Le Devoir du jour offre un rare exemple d’emploi adjectival : «calorifère titre de l’album du groupe ad hoc Black Dub» (p. B4).

 

[Complément du 6 août 2018]

Fidèle à ses habitudes, Jules Verne voir plus grand que tout le monde : «Ce Gulf-Stream est un vaste calorifère qui permet aux côtes d’Europe de se parer d’une éternelle verdure» (Vingt mille lieues sous les mers, p. 399).

 

[Complément du 3 février 2021]

Selon un outil très précieux (À la recherche du temps perdu – Texte intégral), Marcel Proust utilise sept fois calorifère dans la Recherche, trois fois sous la forme calorifère à eau.

 

[Complément du 15 mai 2022]

Nouvel exemple adjectival, mais romanesque celui-là, chez Alex Viens : «L’enfant rejoint prudemment son père. Il écrase sa cigarette avant de cueillir sa fille avec ses mains calorifères» (les Pénitences, p. 127).

 

Références

Blanchard, abbé Étienne, 2000 mots bilingues par l’image, Montréal, L’Imprimerie des marchands limitée, 1920, 112 p. Ill.

DeCelles fils, Alfred, la Beauté du verbe (Entretiens sur la langue française au Canada), Ottawa, Imprimerie Beauregard, 1927, 58 p.

Lacasse, Germain, Johanne Massé et Bethsabée Poirier, le Diable en ville.
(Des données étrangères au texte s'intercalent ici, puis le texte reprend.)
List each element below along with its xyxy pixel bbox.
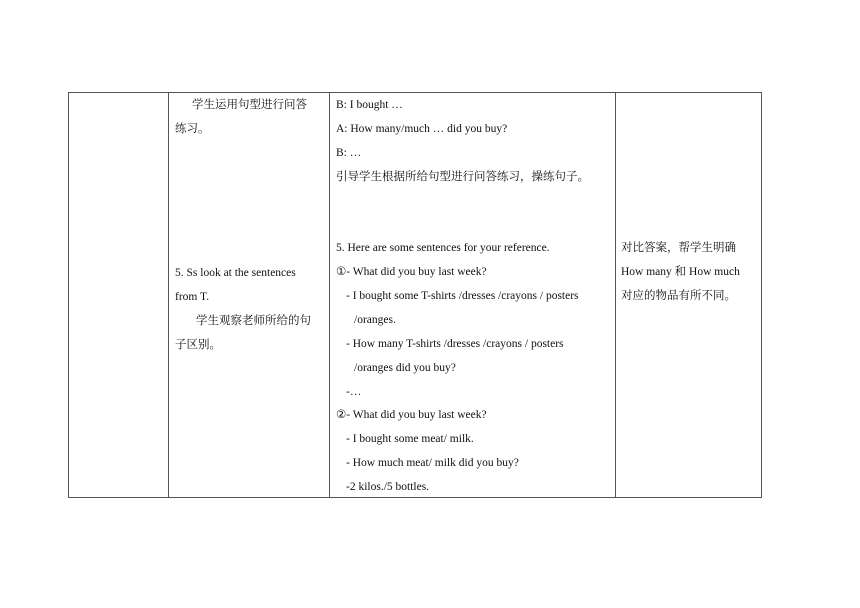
- table-border-col1: [168, 92, 169, 498]
- teacher-activity-line: -2 kilos./5 bottles.: [346, 481, 430, 493]
- teacher-activity-line: ②- What did you buy last week?: [336, 409, 487, 421]
- student-activity-text: 练习。: [175, 123, 210, 135]
- teacher-activity-line: ①- What did you buy last week?: [336, 266, 487, 278]
- teacher-activity-line: 5. Here are some sentences for your reference.: [336, 242, 550, 254]
- student-activity-text: 学生运用句型进行问答: [192, 99, 307, 111]
- student-activity-text: 5. Ss look at the sentences: [175, 267, 296, 279]
- design-intent-text: How many 和 How much: [621, 266, 740, 278]
- teacher-activity-line: - How many T-shirts /dresses /crayons / posters: [346, 338, 564, 350]
- teacher-activity-line: A: How many/much … did you buy?: [336, 123, 508, 135]
- teacher-activity-line: /oranges did you buy?: [354, 362, 456, 374]
- teacher-activity-line: -…: [346, 386, 362, 398]
- table-border-right: [761, 92, 762, 498]
- table-border-col2: [329, 92, 330, 498]
- table-border-bottom: [68, 497, 762, 498]
- teacher-activity-line: - I bought some meat/ milk.: [346, 433, 474, 445]
- design-intent-text: 对比答案，帮学生明确: [621, 242, 736, 254]
- student-activity-text: from T.: [175, 291, 210, 303]
- teacher-activity-line: - I bought some T-shirts /dresses /crayons / posters: [346, 290, 579, 302]
- teacher-activity-line: - How much meat/ milk did you buy?: [346, 457, 519, 469]
- table-border-col3: [615, 92, 616, 498]
- table-border-left: [68, 92, 69, 498]
- table-border-top: [68, 92, 762, 93]
- teacher-activity-line: /oranges.: [354, 314, 396, 326]
- teacher-activity-line: 引导学生根据所给句型进行问答练习，操练句子。: [336, 171, 589, 183]
- teacher-activity-line: B: …: [336, 147, 362, 159]
- student-activity-text: 学生观察老师所给的句: [196, 315, 311, 327]
- design-intent-text: 对应的物品有所不同。: [621, 290, 736, 302]
- student-activity-text: 子区别。: [175, 339, 221, 351]
- teacher-activity-line: B: I bought …: [336, 99, 403, 111]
Alexandre Silvio et l’émergence de la modernité populaire au Québec, Montréal, Presses de l’Université de Montréal, 2012, 299 p. Ill.

Rioux, Annie, Filles du calvaire, Saint-Cyr sur Loire, publie.net, coll. «Décentrements», 2011. Édition numérique.

Simenon, Georges, l’Affaire Saint-Fiacre, Paris, Librairie générale française, coll. «Le Livre de poche», 14293, 2003, 186 p. Édition originale : 1932.

Verne, Jules, Vingt mille lieues sous les mers, Paris, J. Hetzel et cie, 1871, 436 p. Illustré de 111 dessins par de Neuville.

Viens, Alex, les Pénitences. Roman, Montréal, Le Cheval d’août, 2022, 128 p.